Peeling the Onion on Agile Software Development
It is shocking how few folks in leadership positions seem to grasp the difference between strategy and tactics. I think this may be a symptom of the incredibly short attention span most businesses have today… looking at the current quarters performance. Probably no where in business do you find this to be the case more than in Software Development and IT shops. Chet Richards says it well in his book Certain To Win – “It is as if corporate leaders believe it is more important to install technology than to understand what to do with it.”
You see this with organizations that want to become agile, but they seem to have a hard time clearly expressing why they would undertake the changes necessary to transform into an agile organization. This pattern I call the ‘Silver Bullet’ pattern. Chamber the bullet, ready, fire, aim and if that doesn’t kill the current perceived beast, then buy the next one to see if it can slay the beast. In the mean time execute a series of reorgs to reboot the org all the while not learning much of anything…sound familar?
I’ve been looking at the world from a holistic systems and interdisciplinary viewpoint for a while now and from such a perspective agile software development has always been a complex adaptive system. This view is generally shared by folks I know and authors I’ve read that also have a systems view of the world.

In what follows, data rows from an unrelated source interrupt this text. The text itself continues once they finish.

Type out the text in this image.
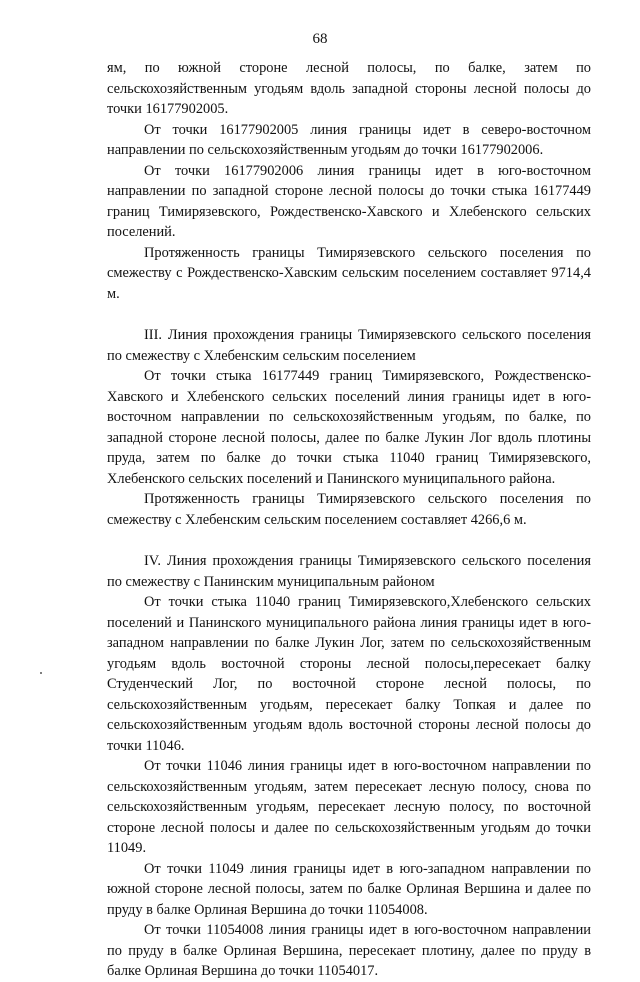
68

ям, по южной стороне лесной полосы, по балке, затем по сельскохозяйственным угодьям вдоль западной стороны лесной полосы до точки 16177902005.

От точки 16177902005 линия границы идет в северо-восточном направлении по сельскохозяйственным угодьям до точки 16177902006.

От точки 16177902006 линия границы идет в юго-восточном направлении по западной стороне лесной полосы до точки стыка 16177449 границ Тимирязевского, Рождественско-Хавского и Хлебенского сельских поселений.

Протяженность границы Тимирязевского сельского поселения по смежеству с Рождественско-Хавским сельским поселением составляет 9714,4 м.

III. Линия прохождения границы Тимирязевского сельского поселения по смежеству с Хлебенским сельским поселением

От точки стыка 16177449 границ Тимирязевского, Рождественско-Хавского и Хлебенского сельских поселений линия границы идет в юго-восточном направлении по сельскохозяйственным угодьям, по балке, по западной стороне лесной полосы, далее по балке Лукин Лог вдоль плотины пруда, затем по балке до точки стыка 11040 границ Тимирязевского, Хлебенского сельских поселений и Панинского муниципального района.

Протяженность границы Тимирязевского сельского поселения по смежеству с Хлебенским сельским поселением составляет 4266,6 м.

IV. Линия прохождения границы Тимирязевского сельского поселения по смежеству с Панинским муниципальным районом

От точки стыка 11040 границ Тимирязевского,Хлебенского сельских поселений и Панинского муниципального района линия границы идет в юго-западном направлении по балке Лукин Лог, затем по сельскохозяйственным угодьям вдоль восточной стороны лесной полосы,пересекает балку Студенческий Лог, по восточной стороне лесной полосы, по сельскохозяйственным угодьям, пересекает балку Топкая и далее по сельскохозяйственным угодьям вдоль восточной стороны лесной полосы до точки 11046.

От точки 11046 линия границы идет в юго-восточном направлении по сельскохозяйственным угодьям, затем пересекает лесную полосу, снова по сельскохозяйственным угодьям, пересекает лесную полосу, по восточной стороне лесной полосы и далее по сельскохозяйственным угодьям до точки 11049.

От точки 11049 линия границы идет в юго-западном направлении по южной стороне лесной полосы, затем по балке Орлиная Вершина и далее по пруду в балке Орлиная Вершина до точки 11054008.

От точки 11054008 линия границы идет в юго-восточном направлении по пруду в балке Орлиная Вершина, пересекает плотину, далее по пруду в балке Орлиная Вершина до точки 11054017.
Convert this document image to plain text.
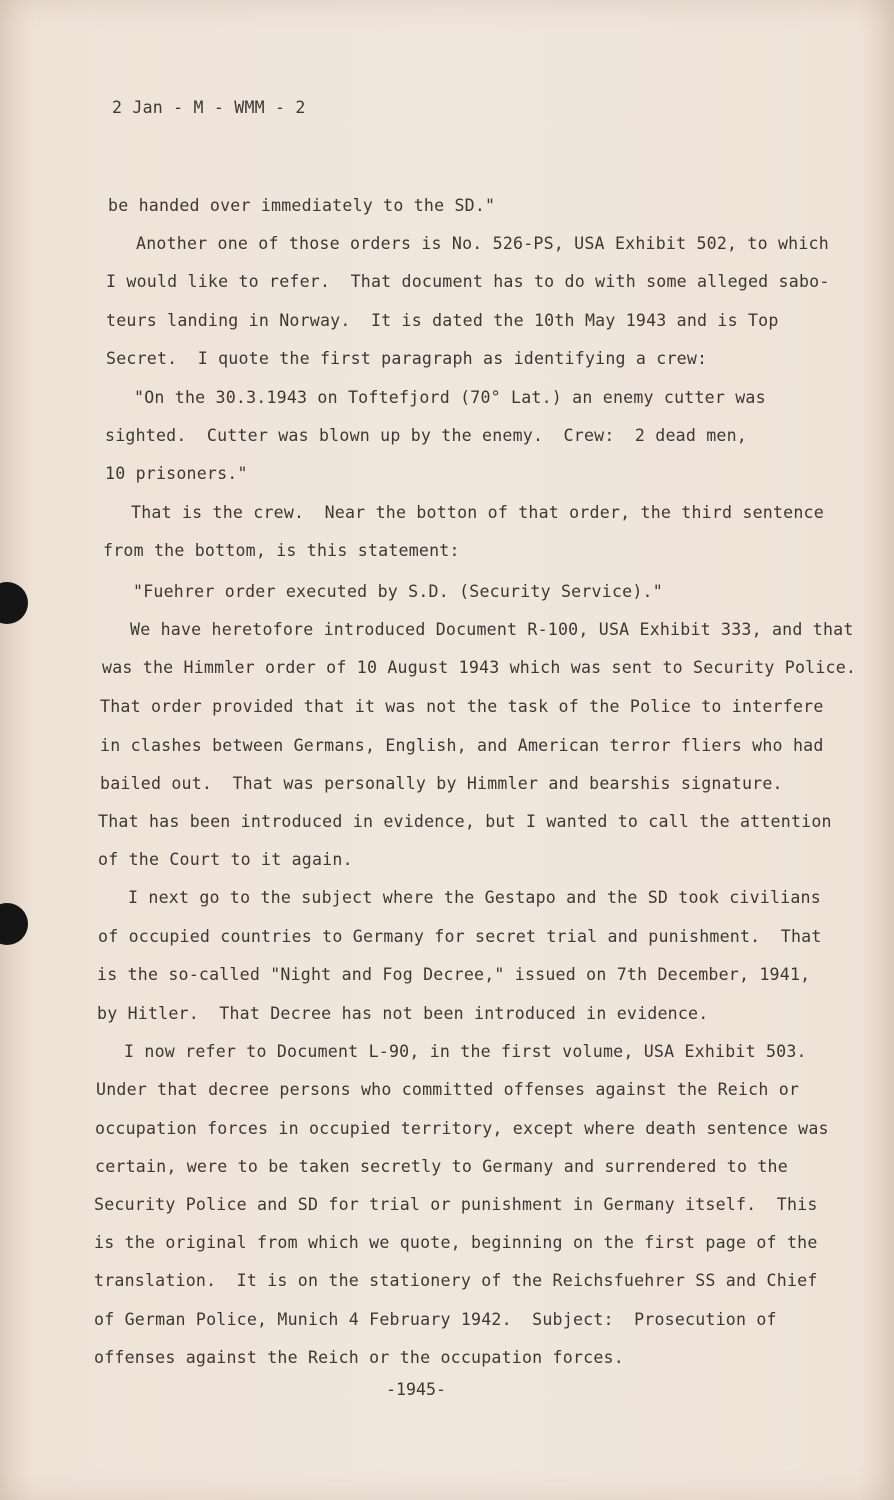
2 Jan - M - WMM - 2
be handed over immediately to the SD."
Another one of those orders is No. 526-PS, USA Exhibit 502, to which
I would like to refer.  That document has to do with some alleged sabo-
teurs landing in Norway.  It is dated the 10th May 1943 and is Top
Secret.  I quote the first paragraph as identifying a crew:
"On the 30.3.1943 on Toftefjord (70° Lat.) an enemy cutter was
sighted.  Cutter was blown up by the enemy.  Crew:  2 dead men,
10 prisoners."
That is the crew.  Near the botton of that order, the third sentence
from the bottom, is this statement:
"Fuehrer order executed by S.D. (Security Service)."
We have heretofore introduced Document R-100, USA Exhibit 333, and that
was the Himmler order of 10 August 1943 which was sent to Security Police.
That order provided that it was not the task of the Police to interfere
in clashes between Germans, English, and American terror fliers who had
bailed out.  That was personally by Himmler and bearshis signature.
That has been introduced in evidence, but I wanted to call the attention
of the Court to it again.
I next go to the subject where the Gestapo and the SD took civilians
of occupied countries to Germany for secret trial and punishment.  That
is the so-called "Night and Fog Decree," issued on 7th December, 1941,
by Hitler.  That Decree has not been introduced in evidence.
I now refer to Document L-90, in the first volume, USA Exhibit 503.
Under that decree persons who committed offenses against the Reich or
occupation forces in occupied territory, except where death sentence was
certain, were to be taken secretly to Germany and surrendered to the
Security Police and SD for trial or punishment in Germany itself.  This
is the original from which we quote, beginning on the first page of the
translation.  It is on the stationery of the Reichsfuehrer SS and Chief
of German Police, Munich 4 February 1942.  Subject:  Prosecution of
offenses against the Reich or the occupation forces.
-1945-
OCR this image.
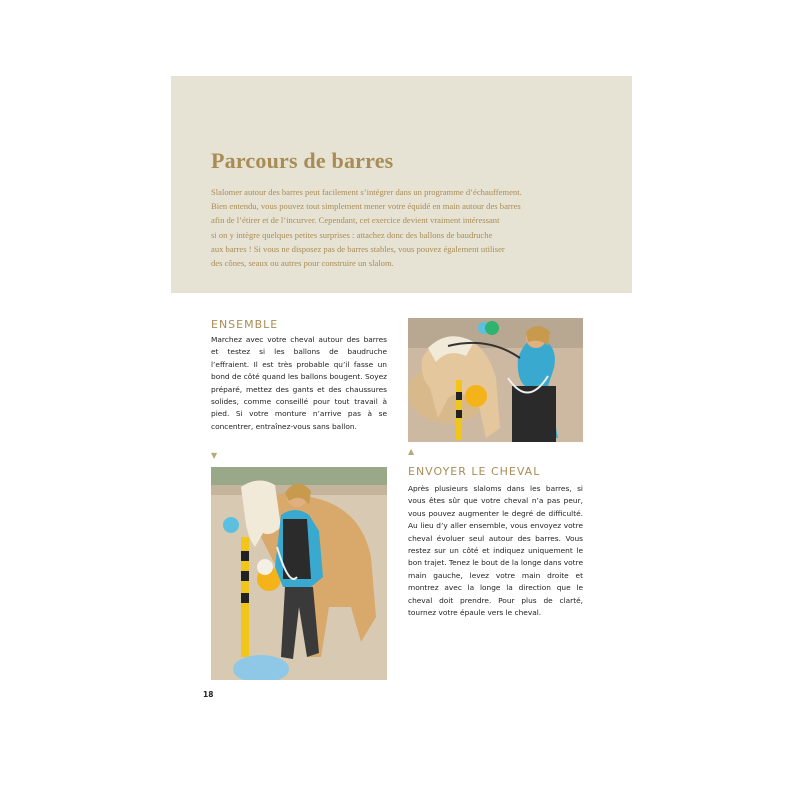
Parcours de barres
Slalomer autour des barres peut facilement s’intégrer dans un programme d’échauffement.
Bien entendu, vous pouvez tout simplement mener votre équidé en main autour des barres
afin de l’étirer et de l’incurver. Cependant, cet exercice devient vraiment intéressant
si on y intègre quelques petites surprises : attachez donc des ballons de baudruche
aux barres ! Si vous ne disposez pas de barres stables, vous pouvez également utiliser
des cônes, seaux ou autres pour construire un slalom.
ENSEMBLE
Marchez avec votre cheval autour des barres et testez si les ballons de baudruche l’effraient. Il est très probable qu’il fasse un bond de côté quand les ballons bougent. Soyez préparé, mettez des gants et des chaussures solides, comme conseillé pour tout travail à pied. Si votre monture n’arrive pas à se concentrer, entraînez-vous sans ballon.
▼	▲
ENVOYER LE CHEVAL
Après plusieurs slaloms dans les barres, si vous êtes sûr que votre cheval n’a pas peur, vous pouvez augmenter le degré de difficulté. Au lieu d’y aller ensemble, vous envoyez votre cheval évoluer seul autour des barres. Vous restez sur un côté et indiquez uniquement le bon trajet. Tenez le bout de la longe dans votre main gauche, levez votre main droite et montrez avec la longe la direction que le cheval doit prendre. Pour plus de clarté, tournez votre épaule vers le cheval.
18
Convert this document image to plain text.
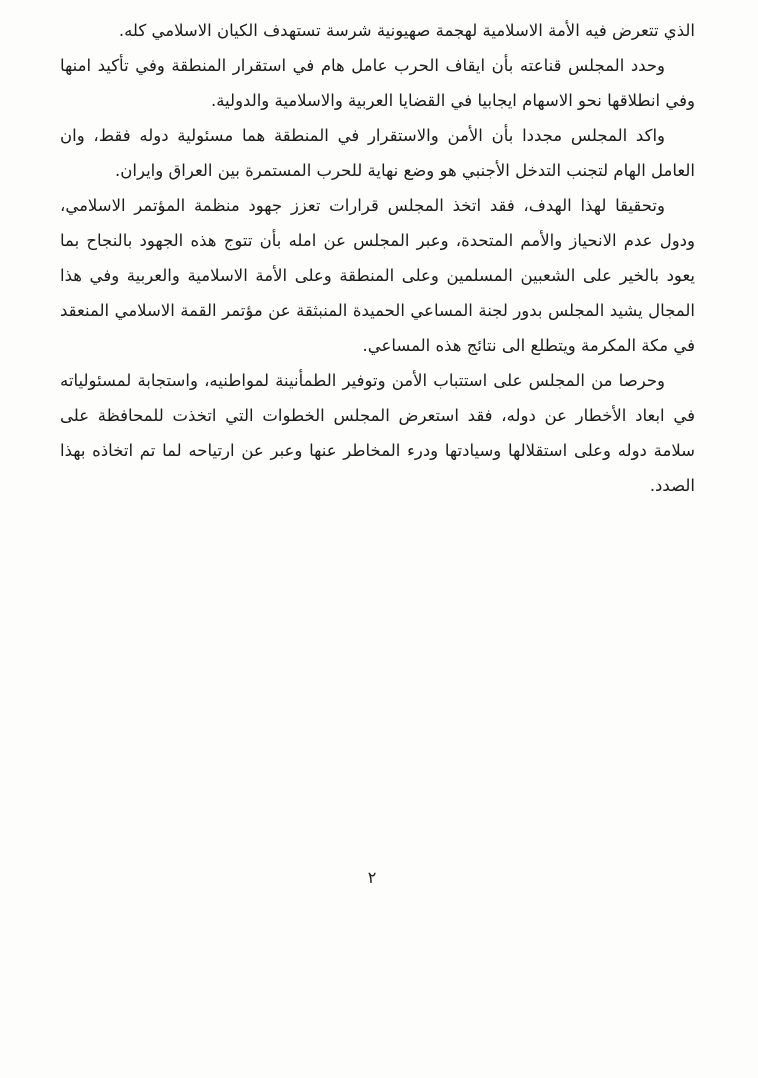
الذي تتعرض فيه الأمة الاسلامية لهجمة صهيونية شرسة تستهدف الكيان الاسلامي كله.

وحدد المجلس قناعته بأن ايقاف الحرب عامل هام في استقرار المنطقة وفي تأكيد امنها وفي انطلاقها نحو الاسهام ايجابيا في القضايا العربية والاسلامية والدولية.

واكد المجلس مجددا بأن الأمن والاستقرار في المنطقة هما مسئولية دوله فقط، وان العامل الهام لتجنب التدخل الأجنبي هو وضع نهاية للحرب المستمرة بين العراق وايران.

وتحقيقا لهذا الهدف، فقد اتخذ المجلس قرارات تعزز جهود منظمة المؤتمر الاسلامي، ودول عدم الانحياز والأمم المتحدة، وعبر المجلس عن امله بأن تتوج هذه الجهود بالنجاح بما يعود بالخير على الشعبين المسلمين وعلى المنطقة وعلى الأمة الاسلامية والعربية وفي هذا المجال يشيد المجلس بدور لجنة المساعي الحميدة المنبثقة عن مؤتمر القمة الاسلامي المنعقد في مكة المكرمة ويتطلع الى نتائج هذه المساعي.

وحرصا من المجلس على استتباب الأمن وتوفير الطمأنينة لمواطنيه، واستجابة لمسئولياته في ابعاد الأخطار عن دوله، فقد استعرض المجلس الخطوات التي اتخذت للمحافظة على سلامة دوله وعلى استقلالها وسيادتها ودرء المخاطر عنها وعبر عن ارتياحه لما تم اتخاذه بهذا الصدد.

٢
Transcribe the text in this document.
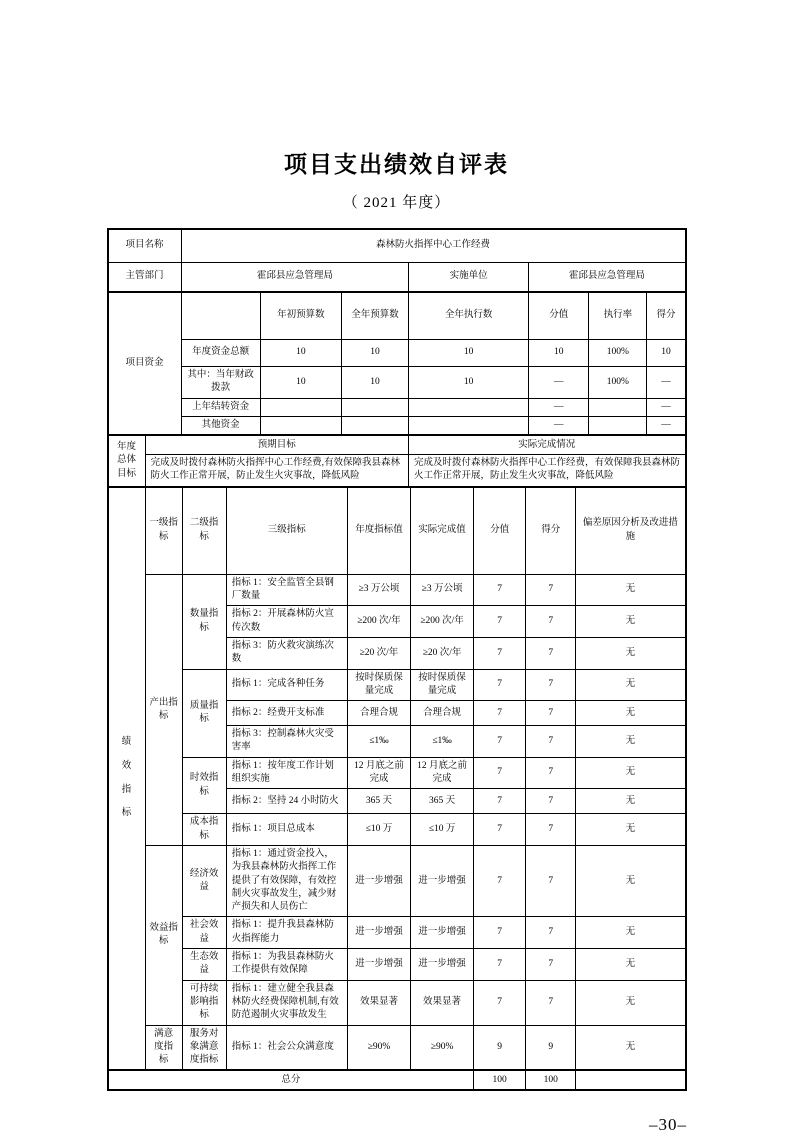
项目支出绩效自评表
（ 2021 年度）
项目名称	森林防火指挥中心工作经费		
主管部门	霍邱县应急管理局	实施单位	霍邱县应急管理局
项目资金		年初预算数	全年预算数	全年执行数	分值	执行率	得分
	年度资金总额	10	10	10	10	100%	10
	其中：当年财政拨款	10	10	10	—	100%	—
	上年结转资金				—		—
	其他资金				—		—
年度总体目标	预期目标	实际完成情况
	完成及时拨付森林防火指挥中心工作经费,有效保障我县森林防火工作正常开展，防止发生火灾事故，降低风险	完成及时拨付森林防火指挥中心工作经费，有效保障我县森林防火工作正常开展，防止发生火灾事故，降低风险
绩效指标	一级指标	二级指标	三级指标	年度指标值	实际完成值	分值	得分	偏差原因分析及改进措施
	产出指标	数量指标	指标 1：安全监管全县钢厂数量	≥3 万公顷	≥3 万公顷	7	7	无
			指标 2：开展森林防火宣传次数	≥200 次/年	≥200 次/年	7	7	无
			指标 3：防火救灾演练次数	≥20 次/年	≥20 次/年	7	7	无
		质量指标	指标 1：完成各种任务	按时保质保量完成	按时保质保量完成	7	7	无
			指标 2：经费开支标准	合理合规	合理合规	7	7	无
			指标 3：控制森林火灾受害率	≤1‰	≤1‰	7	7	无
		时效指标	指标 1：按年度工作计划组织实施	12 月底之前完成	12 月底之前完成	7	7	无
			指标 2：坚持 24 小时防火	365 天	365 天	7	7	无
		成本指标	指标 1：项目总成本	≤10 万	≤10 万	7	7	无
	效益指标	经济效益	指标 1：通过资金投入，为我县森林防火指挥工作提供了有效保障，有效控制火灾事故发生，减少财产损失和人员伤亡	进一步增强	进一步增强	7	7	无
		社会效益	指标 1：提升我县森林防火指挥能力	进一步增强	进一步增强	7	7	无
		生态效益	指标 1：为我县森林防火工作提供有效保障	进一步增强	进一步增强	7	7	无
		可持续影响指标	指标 1：建立健全我县森林防火经费保障机制,有效防范遏制火灾事故发生	效果显著	效果显著	7	7	无

	满意度指标	服务对象满意度指标	指标 1：社会公众满意度	≥90%	≥90%	9	9	无
总分	100	100	
–30–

What’s fascinating is that each year folks just seem to recognize a few more of the dependencies that already exist in this system. For instance, scaling agile is a
significant topic in the market today and as the onion gets peeled it is becoming more and more clear that the challenges of scaling agile in organizations is not about process or technology or tools, it’s about the human component, the way our brain architecture reacts to change which is why change management is needed in the first place.
Denial of the fact that in complex adaptive systems things just aren’t very predictable can cause fear in many people. This is the same denial that gave root to the bastardization of waterfall – the focus on following process, micro-management and the wondrously wasteful metrics that attempted to provide the illusion of project control and protection from projects that failed.
It will be interesting to have additional conversations and attend other sessions to see how the Lean thinking (which is more systems thinking-oriented with it’s attention to the whole value flow) onion is being further integrated with agile approaches.